The top 10 banks in the Philippines should be able to cope with tariff-related “test” thanks to their strong capitalisation and liquidity.
"The Philippine economy should be resilient to tariffs due to low reliance on exports. Philippine banks' credit quality will stay strong amid relatively benign economic conditions," said Nikita Anand, S&P Global Ratings credit analyst.
However, indirect effects such as lower consumer spending and business volumes could affect the bank’s growth prospects and reduce profitability.
Philippine banks are expected to continue pursuing higher risk-adjusted returns by expanding their consumer loan books. Whilst this will improve diversification, the local consumer lending sector may lead to higher non-performing loans, Anand said.
“Banks' provisioning costs should hence stay elevated compared to historical averages. The asset quality of banks with a higher share of unsecured consumer loans should stay weaker than the sector average,” Anand said.

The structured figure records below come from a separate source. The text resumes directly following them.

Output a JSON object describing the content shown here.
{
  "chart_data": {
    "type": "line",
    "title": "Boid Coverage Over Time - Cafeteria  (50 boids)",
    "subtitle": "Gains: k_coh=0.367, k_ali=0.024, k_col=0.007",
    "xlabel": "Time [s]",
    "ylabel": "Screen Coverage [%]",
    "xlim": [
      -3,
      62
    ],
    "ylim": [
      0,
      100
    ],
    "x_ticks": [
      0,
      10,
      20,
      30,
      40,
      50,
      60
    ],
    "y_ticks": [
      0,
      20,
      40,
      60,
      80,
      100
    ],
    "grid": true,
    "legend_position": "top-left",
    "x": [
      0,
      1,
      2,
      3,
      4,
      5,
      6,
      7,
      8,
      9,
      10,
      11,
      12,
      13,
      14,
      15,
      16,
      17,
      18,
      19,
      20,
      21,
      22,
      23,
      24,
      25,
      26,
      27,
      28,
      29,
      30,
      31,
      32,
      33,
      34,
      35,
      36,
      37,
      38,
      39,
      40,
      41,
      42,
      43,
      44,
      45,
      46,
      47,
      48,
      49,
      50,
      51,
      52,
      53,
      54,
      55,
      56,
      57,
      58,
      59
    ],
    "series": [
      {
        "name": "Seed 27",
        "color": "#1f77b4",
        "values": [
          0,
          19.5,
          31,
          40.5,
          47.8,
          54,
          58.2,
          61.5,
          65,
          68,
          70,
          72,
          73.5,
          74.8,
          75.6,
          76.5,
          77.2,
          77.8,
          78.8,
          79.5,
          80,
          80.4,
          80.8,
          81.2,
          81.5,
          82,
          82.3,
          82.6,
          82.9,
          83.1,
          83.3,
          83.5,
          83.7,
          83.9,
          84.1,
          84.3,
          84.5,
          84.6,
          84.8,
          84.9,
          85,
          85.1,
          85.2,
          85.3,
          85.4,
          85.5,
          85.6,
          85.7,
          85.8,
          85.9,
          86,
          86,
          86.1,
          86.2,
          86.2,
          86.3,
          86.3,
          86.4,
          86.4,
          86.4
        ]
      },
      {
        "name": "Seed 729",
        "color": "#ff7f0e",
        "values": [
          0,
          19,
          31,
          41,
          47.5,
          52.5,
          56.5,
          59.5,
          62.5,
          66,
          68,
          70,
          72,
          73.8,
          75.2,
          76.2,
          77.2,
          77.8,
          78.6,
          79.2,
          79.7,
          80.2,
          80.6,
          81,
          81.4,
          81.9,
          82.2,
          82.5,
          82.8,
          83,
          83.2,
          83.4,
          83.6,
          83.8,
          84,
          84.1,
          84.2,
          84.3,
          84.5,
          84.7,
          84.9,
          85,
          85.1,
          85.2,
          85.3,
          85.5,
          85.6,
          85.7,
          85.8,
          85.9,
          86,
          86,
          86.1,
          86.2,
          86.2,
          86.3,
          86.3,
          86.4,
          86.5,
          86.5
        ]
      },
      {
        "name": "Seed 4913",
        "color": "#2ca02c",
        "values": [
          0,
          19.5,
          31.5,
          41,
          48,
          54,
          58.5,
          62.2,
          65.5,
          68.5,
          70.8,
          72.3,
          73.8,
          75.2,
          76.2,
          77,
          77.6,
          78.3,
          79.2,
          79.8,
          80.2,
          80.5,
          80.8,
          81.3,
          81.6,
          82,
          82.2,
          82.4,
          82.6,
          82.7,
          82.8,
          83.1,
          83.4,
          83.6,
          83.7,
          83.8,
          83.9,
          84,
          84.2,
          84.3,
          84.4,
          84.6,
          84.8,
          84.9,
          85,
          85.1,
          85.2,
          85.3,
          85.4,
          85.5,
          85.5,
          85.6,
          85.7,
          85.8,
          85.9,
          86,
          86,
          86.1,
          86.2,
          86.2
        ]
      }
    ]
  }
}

Philippine banks’ profitability has improved with better margins and sustained reduction of operation expenses.
“Midsize banks' profitability is likely to trail that of larger banks due to their higher share of riskier unsecured consumer loans and higher cost of funds as reflected in their relatively small deposit franchises," Anand said.
"State-owned banks' profitability should stay lower than that of private banks due to their policy role and vulnerable borrower profile. Large banks generally have strong capitalization and liquidity that will cushion them against unexpected risks,” Anand added.